O negócio, que gira em torno de US$ 12,5 bilhões, ainda depende aprovação para ser oficializado, mas já impacta a avaliação geral das franquias da maior liga de basquete profissional do planeta.

LEIA MAIS: Mark Walter venderá Los Angeles Lakers para Joshua Kushner e Bob Iger por US$ 12,5 bilhões

Levantamento do canal norte-americano CNBC estima que a venda do Lakers pode elevar em 21% o preço médio das equipes da NBA, que alcançaria a marca de US$ 6,68 bilhões.

O topo do ranking continuaria com o Golden State Warriors, equipe mais vencedora das décadas recentes e que está cotada em US$ 13 bilhões.

Vale observar que, em fevereiro deste ano, o time estava avaliado em US$ 10,8 bilhões, o que indica uma tendência de forte aumento dos preços de mercado dos times da NBA. A alta, no caso da equipe de São Francisco, foi de 20%, enquanto a do Lakers ficou em 25%.

O levantamento da CNBC mostra o New York Knicks à frente do time de Los Angeles (terceiro colocado geral), com um valor estimado de US$ 12,7 bilhões, 26% a mais que os US$ 10,1 bilhões da projeção de fevereiro deste ano.

Além dos preços históricos de venda e seus múltiplos de receita correspondentes, o ranking da CNBC considera fatores como economia de arena, o tamanho do mercado e o interesse dos investidores.

Segundo o relatório do canal, a franquia mais barata na NBA na atualidade é o Memphis Grizzlies, avaliado em US$ 4,55 bilhões, 21% a mais que os US$ 3,75 bilhões da cotação feita no início deste ano.

Expansão da liga

A provável venda do Los Angeles Lakers pelo valor recorde deve impactar os próprios planos de expansão da NBA, num período em que esse tema vem sendo fortemente debatido pela alta cúpula da organização esportiva e os proprietários das franquias.

Conforme já noticiou a Máquina do Esporte, no fim do ano passado o comissário Adam Silver declarou que a decisão sobre a inclusão de novos times na liga seria anunciada ainda em 2026.

O executivo chegou a citar Seattle e Las Vegas como possíveis mercados para receber esses times que seriam criados.

LEIA MAIS: NBA prevê decisão sobre expansão em 2026 e mira Seattle e Las Vegas

A inclusão de franquias na NBA depende da aprovação das equipes já existentes. O principal argumento para que essa decisão se concretize é o pagamento da taxa de expansão pelos novos proprietários.

Essa quantia é dividida entre os demais times, de modo a compensá-los pela possível diluição das receitas compartilhadas da liga.
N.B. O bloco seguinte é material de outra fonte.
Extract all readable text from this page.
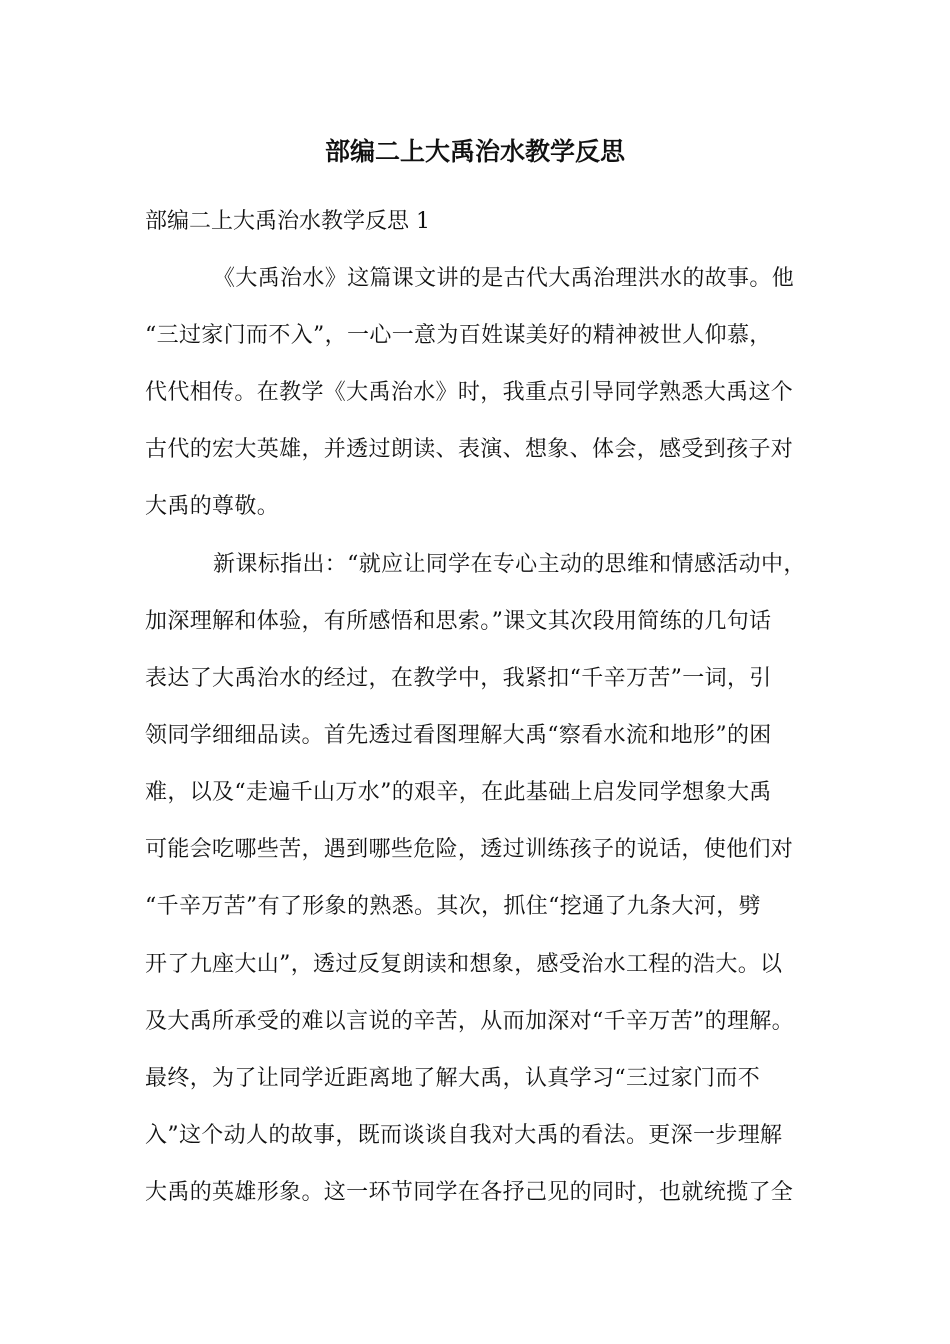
部编二上大禹治水教学反思
部编二上大禹治水教学反思 1
《大禹治水》这篇课文讲的是古代大禹治理洪水的故事。他
“三过家门而不入”，一心一意为百姓谋美好的精神被世人仰慕，
代代相传。在教学《大禹治水》时，我重点引导同学熟悉大禹这个
古代的宏大英雄，并透过朗读、表演、想象、体会，感受到孩子对
大禹的尊敬。
新课标指出：“就应让同学在专心主动的思维和情感活动中，
加深理解和体验，有所感悟和思索。”课文其次段用简练的几句话
表达了大禹治水的经过，在教学中，我紧扣“千辛万苦”一词，引
领同学细细品读。首先透过看图理解大禹“察看水流和地形”的困
难，以及“走遍千山万水”的艰辛，在此基础上启发同学想象大禹
可能会吃哪些苦，遇到哪些危险，透过训练孩子的说话，使他们对
“千辛万苦”有了形象的熟悉。其次，抓住“挖通了九条大河，劈
开了九座大山”，透过反复朗读和想象，感受治水工程的浩大。以
及大禹所承受的难以言说的辛苦，从而加深对“千辛万苦”的理解。
最终，为了让同学近距离地了解大禹，认真学习“三过家门而不
入”这个动人的故事，既而谈谈自我对大禹的看法。更深一步理解
大禹的英雄形象。这一环节同学在各抒己见的同时，也就统揽了全
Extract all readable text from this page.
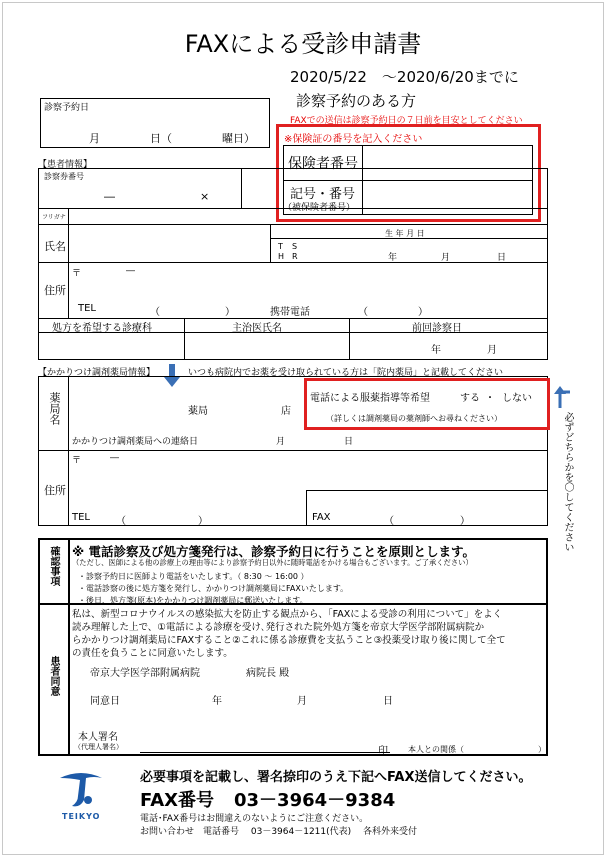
FAXによる受診申請書
2020/5/22　～2020/6/20までに
診察予約のある方
FAXでの送信は診察予約日の７日前を目安としてください
診察予約日
月	日（	曜日）	※保険証の番号を記入ください
保険者番号
記号・番号
（被保険者番号）
【患者情報】
診察券番号
―	×
フリガナ
氏名
生 年 月 日
T S
H R	年	月	日
住所
〒	―
TEL	（	）	携帯電話	（	）
処方を希望する診療科	主治医氏名	前回診察日
年	月
【かかりつけ調剤薬局情報】	いつも病院内でお薬を受け取られている方は「院内薬局」と記載してください
薬局名	薬局	店
かかりつけ調剤薬局への連絡日	月	日
電話による服薬指導等希望	する ・ しない
（詳しくは調剤薬局の薬剤師へお尋ねください）	必ずどちらかを〇してください
住所
〒	―
TEL	（	）	FAX	（	）
確認事項 ※ 電話診察及び処方箋発行は、診察予約日に行うことを原則とします。
（ただし、医師による他の診療上の理由等により診察予約日以外に随時電話をかける場合もございます。ご了承ください）
・診察予約日に医師より電話をいたします。（ 8:30 ～ 16:00 ）
・電話診察の後に処方箋を発行し、かかりつけ調剤薬局にFAXいたします。
・後日、処方箋(原本)をかかりつけ調剤薬局に郵送いたします。
患者同意
私は、新型コロナウイルスの感染拡大を防止する観点から、「FAXによる受診の利用について」をよく
読み理解した上で、①電話による診療を受け､発行された院外処方箋を帝京大学医学部附属病院か
らかかりつけ調剤薬局にFAXすること②これに係る診療費を支払うこと③投薬受け取り後に関して全て
の責任を負うことに同意いたします。
帝京大学医学部附属病院	病院長 殿
同意日	年	月	日
本人署名
（代理人署名）	印	本人との関係（	）
TEIKYO
必要事項を記載し、署名捺印のうえ下記へFAX送信してください。
FAX番号 03－3964－9384
電話･FAX番号はお間違えのないようにご注意ください。
お問い合わせ　電話番号　 03－3964－1211(代表)　 各科外来受付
Outro aspecto que torna a expansão interessante para os atuais proprietários é que, apesar de verem sua fatia diminuir de 1/30 para 1/32, eles passarão a receber em cima de um bolo muito maior, já que uma liga ampliada terá condições de negociar contratos de mídia e patrocínio mais vantajosos, além de aumentar suas receitas comerciais e de bilheteria.

Valorização constante

O valor da última taxa de expansão efetivamente paga na NBA foi de US$ 300 milhões. Essa quantia foi desembolsada por Robert L. Johnson em 2004 para fundar o Charlotte Bobcats, atual Charlotte Hornets.

Para se ter uma ideia, quando o Chicago Bulls ingressou na liga, em 1966, o dono Dick Klein gastou US$ 1,25 milhão na taxa de expansão.
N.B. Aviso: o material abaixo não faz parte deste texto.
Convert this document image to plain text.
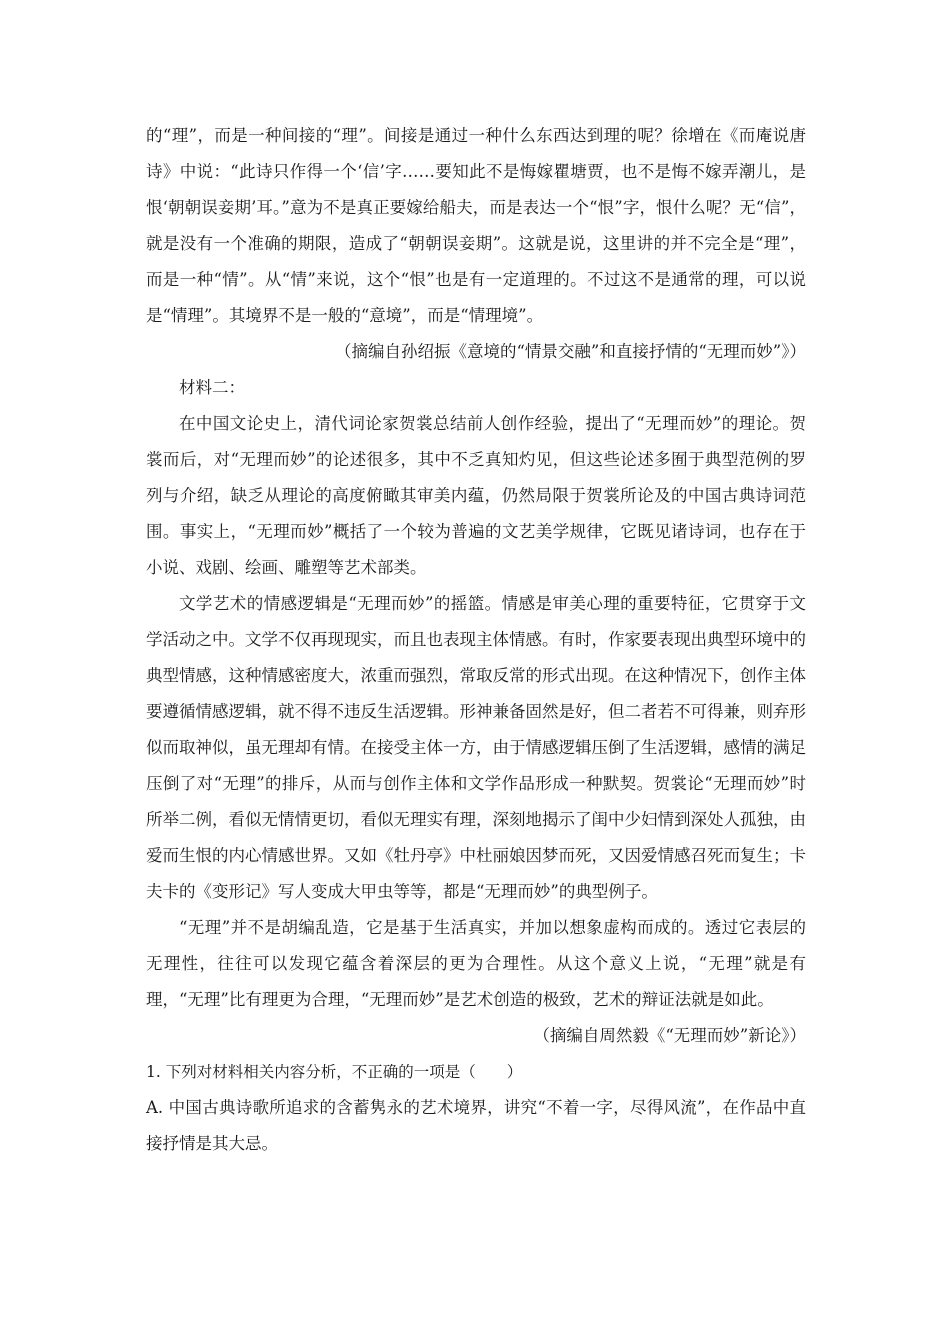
的“理”，而是一种间接的“理”。间接是通过一种什么东西达到理的呢？徐增在《而庵说唐诗》中说：“此诗只作得一个‘信’字……要知此不是悔嫁瞿塘贾，也不是悔不嫁弄潮儿，是恨‘朝朝误妾期’耳。”意为不是真正要嫁给船夫，而是表达一个“恨”字，恨什么呢？无“信”，就是没有一个准确的期限，造成了“朝朝误妾期”。这就是说，这里讲的并不完全是“理”，而是一种“情”。从“情”来说，这个“恨”也是有一定道理的。不过这不是通常的理，可以说是“情理”。其境界不是一般的“意境”，而是“情理境”。

（摘编自孙绍振《意境的“情景交融”和直接抒情的“无理而妙”》）

材料二：

在中国文论史上，清代词论家贺裳总结前人创作经验，提出了“无理而妙”的理论。贺裳而后，对“无理而妙”的论述很多，其中不乏真知灼见，但这些论述多囿于典型范例的罗列与介绍，缺乏从理论的高度俯瞰其审美内蕴，仍然局限于贺裳所论及的中国古典诗词范围。事实上，“无理而妙”概括了一个较为普遍的文艺美学规律，它既见诸诗词，也存在于小说、戏剧、绘画、雕塑等艺术部类。

文学艺术的情感逻辑是“无理而妙”的摇篮。情感是审美心理的重要特征，它贯穿于文学活动之中。文学不仅再现现实，而且也表现主体情感。有时，作家要表现出典型环境中的典型情感，这种情感密度大，浓重而强烈，常取反常的形式出现。在这种情况下，创作主体要遵循情感逻辑，就不得不违反生活逻辑。形神兼备固然是好，但二者若不可得兼，则弃形似而取神似，虽无理却有情。在接受主体一方，由于情感逻辑压倒了生活逻辑，感情的满足压倒了对“无理”的排斥，从而与创作主体和文学作品形成一种默契。贺裳论“无理而妙”时所举二例，看似无情情更切，看似无理实有理，深刻地揭示了闺中少妇情到深处人孤独，由爱而生恨的内心情感世界。又如《牡丹亭》中杜丽娘因梦而死，又因爱情感召死而复生；卡夫卡的《变形记》写人变成大甲虫等等，都是“无理而妙”的典型例子。

“无理”并不是胡编乱造，它是基于生活真实，并加以想象虚构而成的。透过它表层的无理性，往往可以发现它蕴含着深层的更为合理性。从这个意义上说，“无理”就是有理，“无理”比有理更为合理，“无理而妙”是艺术创造的极致，艺术的辩证法就是如此。

（摘编自周然毅《“无理而妙”新论》）

1. 下列对材料相关内容分析，不正确的一项是（　　）

A. 中国古典诗歌所追求的含蓄隽永的艺术境界，讲究“不着一字，尽得风流”，在作品中直接抒情是其大忌。
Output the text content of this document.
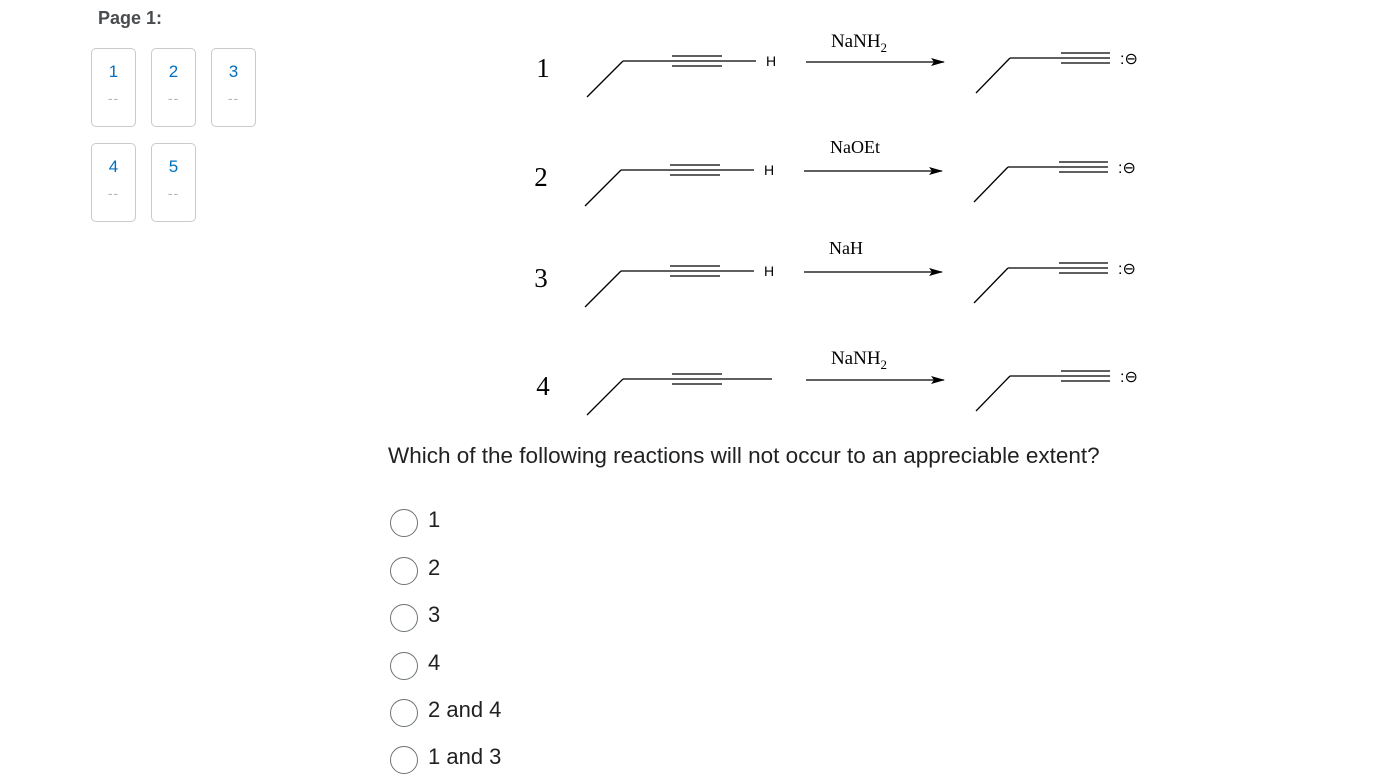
Page 1:
1
--
2
--
3
--
4
--
5
--
1	H
NaNH$_2$
:⊖
2	H
NaOEt
:⊖
3	H
NaH
:⊖
4
NaNH$_2$
:⊖
Which of the following reactions will not occur to an appreciable extent?
1
2
3
4
2 and 4
1 and 3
Nos anos 1980, Miami Heat, Orlando Magic e Minnesota Timberwolves pagaram US$ 32,5 milhões cada para jogar na NBA.

Em 1995, durante a expansão canadense da organização esportiva (com as entradas de Toronto Raptors e Vancouver Grizzlies, que depois se mudou para Memphis), o valor já estava em US$ 125 milhões.

A quantia sempre foi proporcional aos preços que vigoraram nas transações de times ocorridas em cada uma dessas épocas.

Em 2010, seis anos após a última expansão da NBA, o Golden State Warriors foi negociado por US$ 450 milhões.

Com base nos valores recordes alcançados nas recentes vendas de Boston Celtics e de Los Angeles Lakers (tanto a do ano passado quanto a atual), o alto comando da NBA projeta que as taxas a serem cobradas para o próximo ciclo de expansão poderão ficar entre US$ 7 bilhões e US$ 10 bilhões.